I had been thinking about setting up a comedy club. Earlier I had talked to a Palestinian guy about the idea, and where we should do it. “What about Nablus?” I asked. “No, they’re too shrewd,” he said. “Hebron?” “No, they’re too stupid.” “Ramallah?” “No, they’re too bourgeois.” I loved that they had regional stereotypes – they aren’t necessarily helpful, but showed a sense of fun and playfulness. “What about Jenin?” “That’s a great idea.”
The Freedom theatre was up for it, so we made a few trips back and forth to Jenin. Our requirement was there had to be women on the comedy course, as well as people from outside the theatre. At the beginning of 2017, I devised an intensive programme of sessions with my friend Sam Beale, who teaches standup at Middlesex University.
Ten people took part in our first workshop in January, and we returned in April. We had four female pupils, including one who was the manager of a women’s student hostel – she loved standup but had never performed before in her life. Another guy who was disabled had found a theatre course too physical – but he was able to do comedy with us. The theatre tutors learned, too.
I knew there might be problems as a result of the theatre’s complex relationship with the camp. Some people don’t think women should be on stage, some think men and women shouldn’t be rehearsing together, and so it was quite fraught at times. We were putting on our comedy show in the middle of the Palestinian prisoners’ hunger strike, which created tension, with people questioning whether we should do it.
In the workshops, one of the things we did was put up two lists on the wall, written in English and Arabic. One included activities – milking a goat, doing heart surgery, telling a friend something important, cooking – and the other listed attitudes, such angry, zealous, righteous, suicidal, manic. You had to take one word from each list, say a “manic brain surgeon”, and act it out. It felt as if nothing was off-limits.
I was fascinated to hear all the different voices, speaking out about living in the camps, about the intifada, about the occupation, the rage people have about how inept, corrupt and incompetent the Palestinian National Authority are and how they collude with the Israeli occupation. But also there were some who made jokes about just wanting to get a girlfriend, or how their parents treat them badly. One of the most challenging performers was a young woman who impersonated a male Palestinian boss, and she was genuinely radical. It was brilliant.

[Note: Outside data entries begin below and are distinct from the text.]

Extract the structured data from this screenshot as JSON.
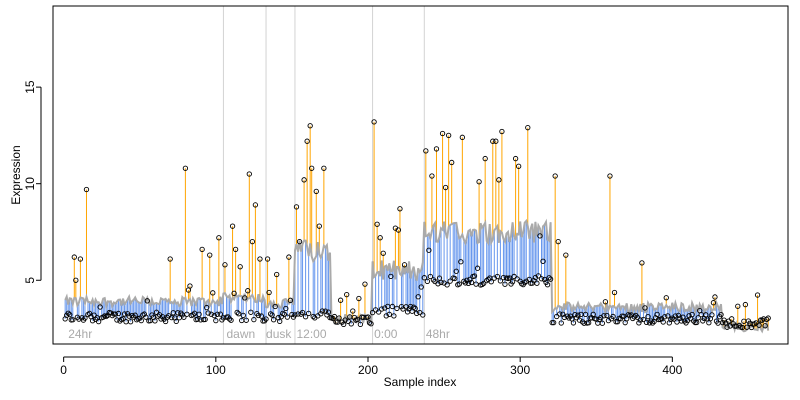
{
  "chart_data": {
    "type": "scatter",
    "title": "",
    "xlabel": "Sample index",
    "ylabel": "Expression",
    "xlim": [
      -7,
      476
    ],
    "ylim": [
      1.7,
      19.2
    ],
    "x_ticks": [
      0,
      100,
      200,
      300,
      400
    ],
    "y_ticks": [
      5,
      10,
      15
    ],
    "grid": false,
    "legend": "none",
    "colors": {
      "above_fit": "#ffa500",
      "below_fit": "#6495ed",
      "fit_line": "#aaaaaa",
      "point_edge": "#000000",
      "vline": "#d3d3d3",
      "annotation": "#aaaaaa"
    },
    "vlines": [
      105,
      133,
      152,
      203,
      237
    ],
    "annotations": [
      {
        "x": 3,
        "text": "24hr"
      },
      {
        "x": 107,
        "text": "dawn"
      },
      {
        "x": 133,
        "text": "dusk"
      },
      {
        "x": 153,
        "text": "12:00"
      },
      {
        "x": 204,
        "text": "0:00"
      },
      {
        "x": 238,
        "text": "48hr"
      }
    ],
    "segments": [
      {
        "x0": 1,
        "x1": 104,
        "base": 3.1,
        "fit": 3.9
      },
      {
        "x0": 105,
        "x1": 132,
        "base": 3.1,
        "fit": 4.1
      },
      {
        "x0": 133,
        "x1": 151,
        "base": 3.1,
        "fit": 3.8
      },
      {
        "x0": 152,
        "x1": 175,
        "base": 3.3,
        "fit": 6.5
      },
      {
        "x0": 176,
        "x1": 202,
        "base": 2.9,
        "fit": 3.0
      },
      {
        "x0": 203,
        "x1": 236,
        "base": 3.4,
        "fit": 5.5
      },
      {
        "x0": 237,
        "x1": 320,
        "base": 5.0,
        "fit": 7.5
      },
      {
        "x0": 321,
        "x1": 432,
        "base": 3.0,
        "fit": 3.6
      },
      {
        "x0": 433,
        "x1": 463,
        "base": 2.8,
        "fit": 2.6
      }
    ],
    "outliers": [
      [
        7,
        6.2
      ],
      [
        8,
        5.0
      ],
      [
        11,
        6.1
      ],
      [
        15,
        9.7
      ],
      [
        70,
        6.1
      ],
      [
        80,
        10.8
      ],
      [
        83,
        4.7
      ],
      [
        91,
        6.6
      ],
      [
        96,
        6.3
      ],
      [
        102,
        7.2
      ],
      [
        106,
        5.8
      ],
      [
        111,
        7.8
      ],
      [
        113,
        6.6
      ],
      [
        116,
        5.7
      ],
      [
        122,
        10.5
      ],
      [
        124,
        7.0
      ],
      [
        126,
        8.9
      ],
      [
        129,
        6.1
      ],
      [
        134,
        6.1
      ],
      [
        140,
        5.3
      ],
      [
        148,
        6.2
      ],
      [
        153,
        8.8
      ],
      [
        155,
        7.0
      ],
      [
        158,
        10.2
      ],
      [
        160,
        12.2
      ],
      [
        162,
        13.0
      ],
      [
        163,
        10.8
      ],
      [
        166,
        9.6
      ],
      [
        168,
        7.8
      ],
      [
        171,
        10.8
      ],
      [
        198,
        4.8
      ],
      [
        204,
        13.2
      ],
      [
        206,
        7.9
      ],
      [
        208,
        7.2
      ],
      [
        210,
        6.4
      ],
      [
        215,
        5.2
      ],
      [
        218,
        7.7
      ],
      [
        220,
        7.6
      ],
      [
        221,
        8.7
      ],
      [
        224,
        5.8
      ],
      [
        238,
        11.7
      ],
      [
        242,
        10.4
      ],
      [
        245,
        11.8
      ],
      [
        249,
        12.6
      ],
      [
        251,
        9.8
      ],
      [
        253,
        12.5
      ],
      [
        255,
        11.1
      ],
      [
        262,
        12.4
      ],
      [
        273,
        10.1
      ],
      [
        277,
        11.3
      ],
      [
        282,
        12.2
      ],
      [
        284,
        12.2
      ],
      [
        286,
        10.2
      ],
      [
        288,
        12.7
      ],
      [
        297,
        11.3
      ],
      [
        299,
        10.9
      ],
      [
        305,
        12.9
      ],
      [
        313,
        7.3
      ],
      [
        323,
        10.4
      ],
      [
        325,
        7.0
      ],
      [
        330,
        6.3
      ],
      [
        359,
        10.4
      ],
      [
        380,
        5.9
      ]
    ]
  }
}
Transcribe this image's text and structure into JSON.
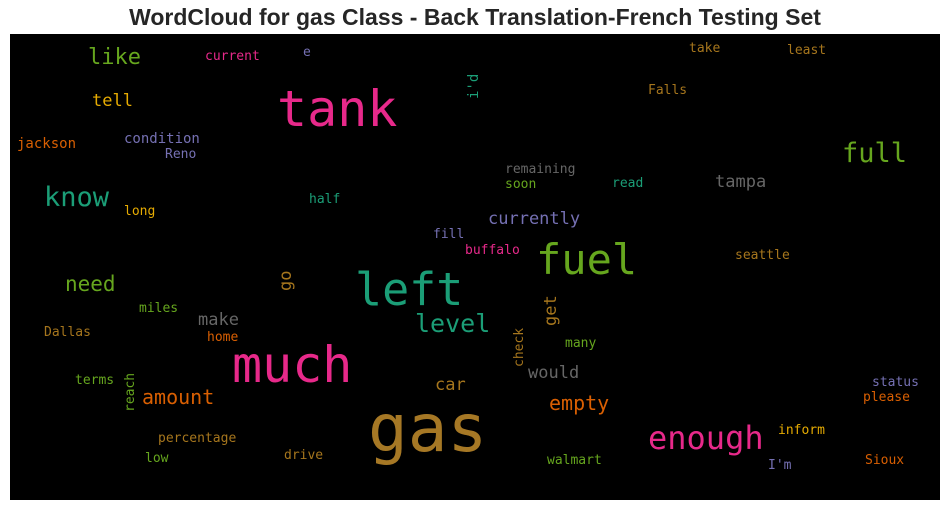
{
  "title": "WordCloud for gas Class - Back Translation-French Testing Set",
  "words": [
    {
      "text": "gas",
      "color": "#a67825"
    },
    {
      "text": "tank",
      "color": "#e7298a"
    },
    {
      "text": "much",
      "color": "#e7298a"
    },
    {
      "text": "left",
      "color": "#1b9e77"
    },
    {
      "text": "fuel",
      "color": "#66a61e"
    },
    {
      "text": "enough",
      "color": "#e7298a"
    },
    {
      "text": "full",
      "color": "#66a61e"
    },
    {
      "text": "know",
      "color": "#1b9e77"
    },
    {
      "text": "level",
      "color": "#1b9e77"
    },
    {
      "text": "like",
      "color": "#66a61e"
    },
    {
      "text": "need",
      "color": "#66a61e"
    },
    {
      "text": "amount",
      "color": "#d95f02"
    },
    {
      "text": "empty",
      "color": "#d95f02"
    },
    {
      "text": "tell",
      "color": "#e6ab02"
    },
    {
      "text": "currently",
      "color": "#7570b3"
    },
    {
      "text": "tampa",
      "color": "#666666"
    },
    {
      "text": "make",
      "color": "#666666"
    },
    {
      "text": "would",
      "color": "#666666"
    },
    {
      "text": "car",
      "color": "#a6761d"
    },
    {
      "text": "go",
      "color": "#a6761d"
    },
    {
      "text": "get",
      "color": "#a6761d"
    },
    {
      "text": "i'd",
      "color": "#1b9e77"
    },
    {
      "text": "condition",
      "color": "#7570b3"
    },
    {
      "text": "jackson",
      "color": "#d95f02"
    },
    {
      "text": "Reno",
      "color": "#7570b3"
    },
    {
      "text": "current",
      "color": "#e7298a"
    },
    {
      "text": "e",
      "color": "#7570b3"
    },
    {
      "text": "take",
      "color": "#a6761d"
    },
    {
      "text": "least",
      "color": "#a6761d"
    },
    {
      "text": "Falls",
      "color": "#a6761d"
    },
    {
      "text": "remaining",
      "color": "#666666"
    },
    {
      "text": "soon",
      "color": "#66a61e"
    },
    {
      "text": "read",
      "color": "#1b9e77"
    },
    {
      "text": "long",
      "color": "#e6ab02"
    },
    {
      "text": "half",
      "color": "#1b9e77"
    },
    {
      "text": "fill",
      "color": "#7570b3"
    },
    {
      "text": "buffalo",
      "color": "#e7298a"
    },
    {
      "text": "seattle",
      "color": "#a6761d"
    },
    {
      "text": "miles",
      "color": "#66a61e"
    },
    {
      "text": "Dallas",
      "color": "#a6761d"
    },
    {
      "text": "home",
      "color": "#d95f02"
    },
    {
      "text": "check",
      "color": "#a6761d"
    },
    {
      "text": "many",
      "color": "#66a61e"
    },
    {
      "text": "terms",
      "color": "#66a61e"
    },
    {
      "text": "reach",
      "color": "#66a61e"
    },
    {
      "text": "status",
      "color": "#7570b3"
    },
    {
      "text": "please",
      "color": "#d95f02"
    },
    {
      "text": "percentage",
      "color": "#a6761d"
    },
    {
      "text": "inform",
      "color": "#e6ab02"
    },
    {
      "text": "low",
      "color": "#66a61e"
    },
    {
      "text": "drive",
      "color": "#a6761d"
    },
    {
      "text": "walmart",
      "color": "#66a61e"
    },
    {
      "text": "I'm",
      "color": "#7570b3"
    },
    {
      "text": "Sioux",
      "color": "#d95f02"
    }
  ]
}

We put on two shows – around 120 people turned up for the second night, and around two-thirds were women. It’s very funny when you see the women perform, and make a joke about men, and it was the women who were laughing, too. The performers later put on their own night, and two of them, Faisal Abu Alhayjaa and Alaa Shehada, are coming to the UK to work with me on the new show Showtime from the Frontline, about the Jenin comedy club.
I had gone there with this grand vision of Palestinians talking about their experience of the occupation, that it would be some Palestinian equivalent of socialist realism. But actually the most exciting thing was just these ordinary voices – for people to have their own voice, not an official voice and a flag, was the most radical thing.